Our present setup is:
FileBeat (5.0.0 Alpha4) -> Kafka -> Logstash -> Elasticsearch
We were looking into the option of filtering (dropping) un-needed event logs at the source that is using FileBeat.
Our typical Log line (celery logs) that we would like to drop look like:
{"relativeCreated": 8381439.963102341, "process": 6651, "@timestamp": "2016-08-04T20:41:52.197Z", "args": {"exc": "Retry in 60s", "id": "57d51895-aab5-4662-b458-1b068305836f", "name": "XXXXXXXXXX"}, "module": "job", "funcName": "on_retry", "message": "Task XXXXXXXXXX[57d51895-aab5-4662-b458-1b068305836f] retry: Retry in 60s", "name": "celery.worker.job", "thread": 139742007183168, "created": 1470343312.197371, "threadName": "MainThread", "msecs": 197.3710060119629, "filename": "job.py", "levelno": 20, "processName": "MainProcess", "source_host": "worker-XXXXXXXXXX", "pathname": "XXXXXXXXXX/venv/local/lib/python2.7/site-packages/celery/worker/job.py", "lineno": 415, "@version": 1, "levelname": "INFO"}
The Filter in filebeat.yml (in reduced form), is
### Filters
filters:
- drop_event:
contains:
message: "Retry"
The filebeat log in debug shows:
2016-08-04T20:42:08Z DBG filters: drop_event, condition=contains: map[message:Retry]
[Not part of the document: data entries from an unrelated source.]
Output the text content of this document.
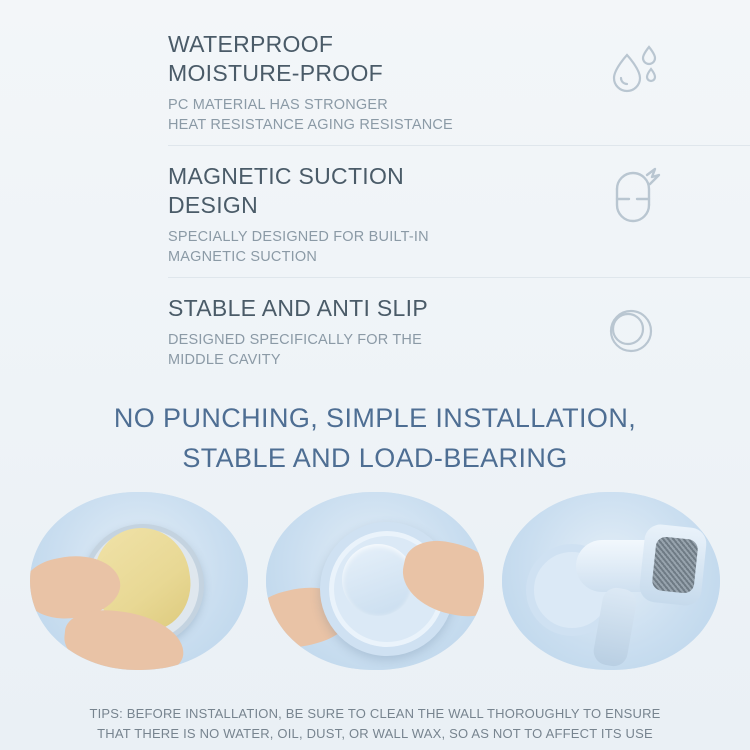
WATERPROOF MOISTURE-PROOF
PC MATERIAL HAS STRONGER
HEAT RESISTANCE AGING RESISTANCE
MAGNETIC SUCTION DESIGN
SPECIALLY DESIGNED FOR BUILT-IN
MAGNETIC SUCTION
STABLE AND ANTI SLIP
DESIGNED SPECIFICALLY FOR THE
MIDDLE CAVITY
NO PUNCHING, SIMPLE INSTALLATION,
STABLE AND LOAD-BEARING
TIPS: BEFORE INSTALLATION, BE SURE TO CLEAN THE WALL THOROUGHLY TO ENSURE
THAT THERE IS NO WATER, OIL, DUST, OR WALL WAX, SO AS NOT TO AFFECT ITS USE
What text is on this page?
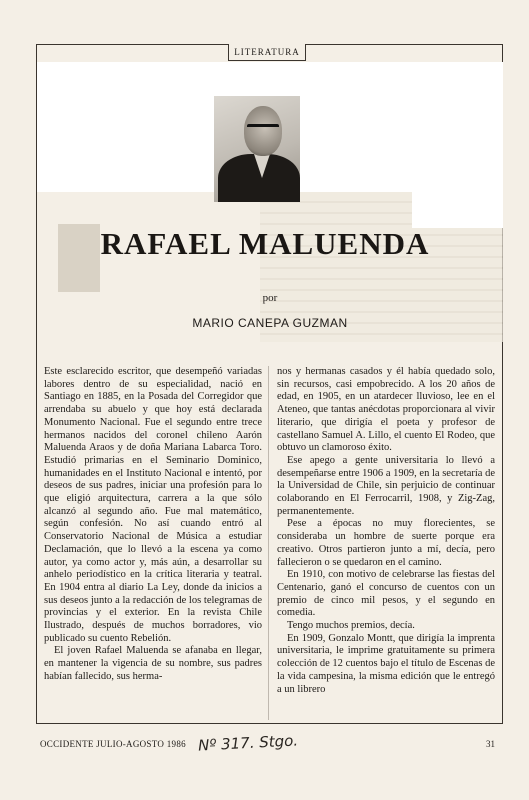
LITERATURA
RAFAEL MALUENDA
por
MARIO CANEPA GUZMAN

Este esclarecido escritor, que desempeñó variadas labores dentro de su especialidad, nació en Santiago en 1885, en la Posada del Corregidor que arrendaba su abuelo y que hoy está declarada Monumento Nacional. Fue el segundo entre trece hermanos nacidos del coronel chileno Aarón Maluenda Araos y de doña Mariana Labarca Toro. Estudió primarias en el Seminario Dominico, humanidades en el Instituto Nacional e intentó, por deseos de sus padres, iniciar una profesión para lo que eligió arquitectura, carrera a la que sólo alcanzó al segundo año. Fue mal matemático, según confesión. No así cuando entró al Conservatorio Nacional de Música a estudiar Declamación, que lo llevó a la escena ya como autor, ya como actor y, más aún, a desarrollar su anhelo periodístico en la crítica literaria y teatral. En 1904 entra al diario La Ley, donde da inicios a sus deseos junto a la redacción de los telegramas de provincias y el exterior. En la revista Chile Ilustrado, después de muchos borradores, vio publicado su cuento Rebelión.

El joven Rafael Maluenda se afanaba en llegar, en mantener la vigencia de su nombre, sus padres habían fallecido, sus herma-

nos y hermanas casados y él había quedado solo, sin recursos, casi empobrecido. A los 20 años de edad, en 1905, en un atardecer lluvioso, lee en el Ateneo, que tantas anécdotas proporcionara al vivir literario, que dirigía el poeta y profesor de castellano Samuel A. Lillo, el cuento El Rodeo, que obtuvo un clamoroso éxito.

Ese apego a gente universitaria lo llevó a desempeñarse entre 1906 a 1909, en la secretaría de la Universidad de Chile, sin perjuicio de continuar colaborando en El Ferrocarril, 1908, y Zig-Zag, permanentemente.

Pese a épocas no muy florecientes, se consideraba un hombre de suerte porque era creativo. Otros partieron junto a mí, decía, pero fallecieron o se quedaron en el camino.

En 1910, con motivo de celebrarse las fiestas del Centenario, ganó el concurso de cuentos con un premio de cinco mil pesos, y el segundo en comedia.

Tengo muchos premios, decía.

En 1909, Gonzalo Montt, que dirigía la imprenta universitaria, le imprime gratuitamente su primera colección de 12 cuentos bajo el título de Escenas de la vida campesina, la misma edición que le entregó a un librero

OCCIDENTE JULIO-AGOSTO 1986 Nº 317. Stgo.	31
2016-08-04T20:42:13Z WARN unexpected type *string in contains condition as it accepts only strings.
2016-08-04T20:42:13Z DBG Publish: {
"@timestamp": "2016-08-04T20:42:08.510Z",
"beat": {
"hostname": "worker-XXXXXXXXXX",
"name": "worker-XXXXXXXXXX"
},
"input_type": "log",
"message": "{\"relativeCreated\": 8381439.963102341, \"process\": 6651, \"@timestamp\": \"2016-08-04T20:41:52.197Z\", \"args\": {\"exc\": \"Retry in 60s\", \"id\": \"57d51895-aab5-4662-b458-1b068305836f\", \"name\": \"XXXXXXXXXX\"}, \"module\": \"job\", \"funcName\": \"on_retry\", \"message\": \"Task XXXXXXXXXX[57d51895-aab5-4662-b458-1b068305836f] retry: Retry in 60s\", \"name\": \"celery.worker.job\", \"thread\": 139742007183168, \"created\": 1470343312.197371, \"threadName\": \"MainThread\", \"msecs\": 197.3710060119629, \"filename\": \"job.py\", \"levelno\": 20, \"processName\": \"MainProcess\", \"source_host\": \"worker-XXXXXXXXXX\", \"pathname\": \"XXXXXXXXXX/venv/local/lib/python2.7/site-packages/celery/worker/job.py\", \"lineno\": 415, \"@version\": 1, \"levelname\": \"INFO\"}",
"offset": 24647014,
"role": "worker",
"source": "XXXXXXXXXX/logs/celery_supervisor.log",
"type": "workerlog"
}
I have tried to use various combination of "contains" condition and have found that either
- the event is published, which actually should have been dropped,
OR - all events/log lines are dropped even log lines that dont have the mentioned condition
I dont know if we are missing something or doing it all wrong.